Anja Bohnhof - Fremdesland

Anja Bohnhof, aus der Serie Innere Angelegenheit, 2008 Bildgalerie betrachten

“aus der Serie „Innere Angelegenheit“, 2008”
Anja Bohnhof

Die Stadtgalerie im Elbeforum in Brunsbüttel präsentiert noch bis zum 31. Oktober 2010 die Ausstellung „Fremdesland“. Diese zeigt vier fotografische Serien aus den Jahren 2003-2010, die alle einen thematischen Bezug zur ehemaligen DDR-Diktatur aufweisen. Anja Bohnhof befasst sich in ihren Projekten vor allem mit Phänomenen von Musealisierungsprozessen und Erinnerungskultur. Die Serien der meist mit Großformat realisierten Projekte spannen einen Bogen vom Alltagsleben in der DDR zu den Orten der Erinnerung, wie den Gedenkstätten der Untersuchungshaftanstalten und den Landschaften geschleifter Dörfer an der ehemaligen innerdeutschen Grenze, bis hin zur jüngsten Arbeit „Zu den Akten“ – eine Begegnung mit den Orten, in denen DDR heute archiviert wird. Die fotografischen Ergebnisse basieren auf inhaltlich und formal vorab definierten Kriterien, die von Bohnhof stringent umgesetzt werden.

„DDR-museale Ansichten“ ist eine Arbeit über museale Inszenierungen der Alltagsgeschichte der DDR: Gebrauchsgegenstände aus dem täglichen Alltag wanderten nach der Wende vielerorts im Osten auf den Sperrmüll. Ein gutes Jahrzehnt später dienen solche Gegenstände der Illustration des Alltags in der DDR in eigens dafür geschaffenen Museen. Die Fotografien sind Abbilder von konstruierten Räumen, in denen ein Bild von Vergangenem geschaffen wird, das ohne überprüfbare Referenzen in der Gegenwart scheinbare Objektivität vermittelt.

Die Serie „Innere Angelegenheit“ setzt sich mit den Gedenkstätten ehemaliger Untersuchungshaftanstalten des MfS auseinander, eine visuelle Konzentration auf die Hafträume und Zellen innerhalb des Projektes ermöglicht darüber hinaus eine Sicht auf weiterhin gültige, gesellschaftstragende Prinzipien.
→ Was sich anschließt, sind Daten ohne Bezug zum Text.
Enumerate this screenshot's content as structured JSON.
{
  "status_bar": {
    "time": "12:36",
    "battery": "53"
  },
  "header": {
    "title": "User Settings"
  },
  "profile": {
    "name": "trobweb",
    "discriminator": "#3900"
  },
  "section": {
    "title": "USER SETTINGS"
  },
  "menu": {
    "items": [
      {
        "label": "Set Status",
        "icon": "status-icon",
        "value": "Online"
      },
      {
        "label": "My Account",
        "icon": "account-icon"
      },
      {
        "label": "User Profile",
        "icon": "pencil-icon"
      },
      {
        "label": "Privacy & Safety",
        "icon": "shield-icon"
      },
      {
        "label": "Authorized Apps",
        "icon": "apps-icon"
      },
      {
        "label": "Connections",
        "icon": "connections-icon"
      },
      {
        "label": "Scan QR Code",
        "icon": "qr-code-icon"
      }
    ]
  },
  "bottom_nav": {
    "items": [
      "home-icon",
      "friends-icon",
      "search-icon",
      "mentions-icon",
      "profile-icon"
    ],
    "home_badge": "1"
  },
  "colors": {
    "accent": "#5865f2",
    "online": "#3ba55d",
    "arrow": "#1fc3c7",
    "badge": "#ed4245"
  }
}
Nahezu während der gesamten Dauer des DDR-Regimes kam es im Zuge von Grenzsicherungsmaßnahmen zu Zwangsumsiedlungen von Menschen, welche in Grenznähe wohnten. Noch bis Mitte der achtziger Jahre wurden so einige seit Jahrhunderten bestehende Dörfer entlang der Demarkationslinie “geschleift”, ihre Bewohner vertrieben, ihre Bauten abgerissen. Bohnhof zeigt fotografiert diese Landschaften, die mal Orte waren, in der Arbeit „Fremdesland“ (2006/2007). Ihre Fotografien kombiniert Sie mit Zitaten aus dem “Magazin für Haus und Wohnung”, einer in der DDR seit 1962 monatlich erschienenen, sehr auflagenstarken Ratgeber-Zeitschrift mit geschmacksbildenden Absichten rund um das private Wohnen.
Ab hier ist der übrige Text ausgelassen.